AI用語集
人工知能の完全辞典
スケーラブルデータパイプライン
弾力的なリソースと分散処理により、データ量とワークロードの増加を自動的に処理するように設計されたデータフロー アーキテクチャ。
変更データキャプチャ (CDC)
帯域幅を最小限に抑え、リアルタイム同期を最適化するために、ソースシステムでのデータ変更を選択的に識別・キャプチャする手法。
データオーケストレーション
依存関係管理、並列実行、監視、エラー回復を含む、複雑なデータ統合ワークフローの自動化された調整。
データ仮想化レイヤー
物理的な複製なしでリアルタイムに異種データにアクセス・結合できるようにする抽象化層で、分散ソースから統一された仮想化ビューを作成します。
インクリメンタルローディング
最後の実行以降に新規または変更されたデータのみを処理する最適化された読み込み戦略で、処理時間を大幅に削減し、ソースシステムへの影響を軽減します。
データ品質フレームワーク
データ統合パイプライン全体でデータ品質を検証、クリーンアップ、監視するための、構造化されたルール、メトリクス、プロセスの集合。
カラム型ストレージフォーマット
大規模データに対する分析クエリを最適化した列指向のストレージ形式で、効率的な圧縮と必要な列のみの選択的読み取りを可能にします。
パーティショニング戦略
クエリを高速化し並列処理を最適化するため、時間的、地理的、ビジネス基準に基づいて大規模データセットを論理的に分割する手法。
Data Lineage Tracking
データリネージ追跡:パイプラインの全ステップを通じてデータの起源、変換、および宛先を文書化し、監査可能性とガバナンスを確保する自動追跡システム。
Metadata Repository
メタデータリポジトリ:スキーマ、形式、ソース、変換に関する記述情報を中央集約化し、ETL/ELTプロセスの発見と自動化を容易にする。

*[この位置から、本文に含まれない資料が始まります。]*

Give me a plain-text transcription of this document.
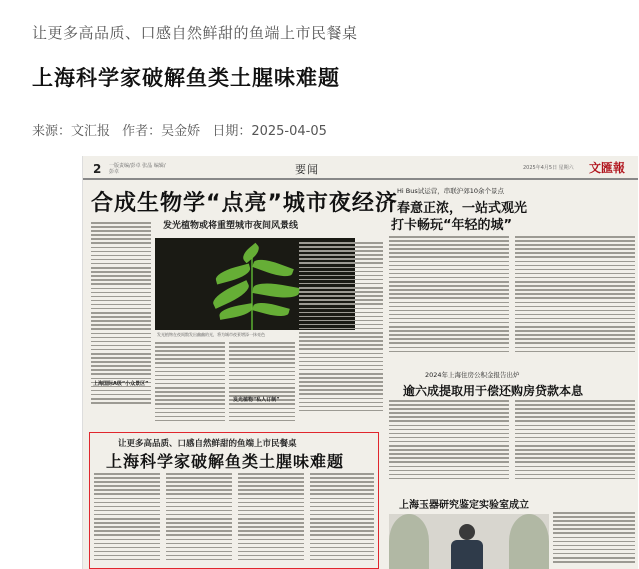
让更多高品质、口感自然鲜甜的鱼端上市民餐桌
上海科学家破解鱼类土腥味难题
来源：文汇报 作者：吴金娇 日期：2025-04-05
2 一版责编/彭卓 张晶 编辑/彭卓	要闻	2025年4月5日 星期六 文匯報
合成生物学“点亮”城市夜经济
发光植物或将重塑城市夜间风景线
发光植物在夜间散发出幽幽的光，将为城市夜景增添一抹亮色
上海国际A级“小众景区”
发光植物“私人订制”
Hi Bus试运营，串联沪郊10余个景点
春意正浓，一站式观光
打卡畅玩“年轻的城”
2024年上海住房公积金报告出炉
逾六成提取用于偿还购房贷款本息
上海玉器研究鉴定实验室成立
让更多高品质、口感自然鲜甜的鱼端上市民餐桌
上海科学家破解鱼类土腥味难题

Distributed Data Processing
分散データ処理:クラスター内の複数ノードに計算を分散させ、大量のデータを並列処理するパラダイム。水平スケーラビリティと障害耐性を確保する。
Data Masking Pipeline
データマスキングパイプライン:データ統合中に機密データを匿名化する専門的な変換フロー。構造と統計的分布を維持しながらGDPR準拠を保証する。
Hybrid ETL Architecture
ハイブリッドETLアーキテクチャ:データの特性とビジネス要件に応じてバッチ処理とストリーミング処理を戦略的に組み合わせ、パフォーマンスを最適化する。
Data Governance Layer
データガバナンスレイヤー:ETL/ELTパイプラインに統合された規制遵守、セキュリティ、データ品質を確保するためのポリシー、制御、メカニズムの集合。
Auto-tuning Pipeline
自動チューニングパイプライン:機械学習を使用して負荷パターンに応じてリソース、パーティション、並列処理を動的に調整する自己最適化統合パイプライン。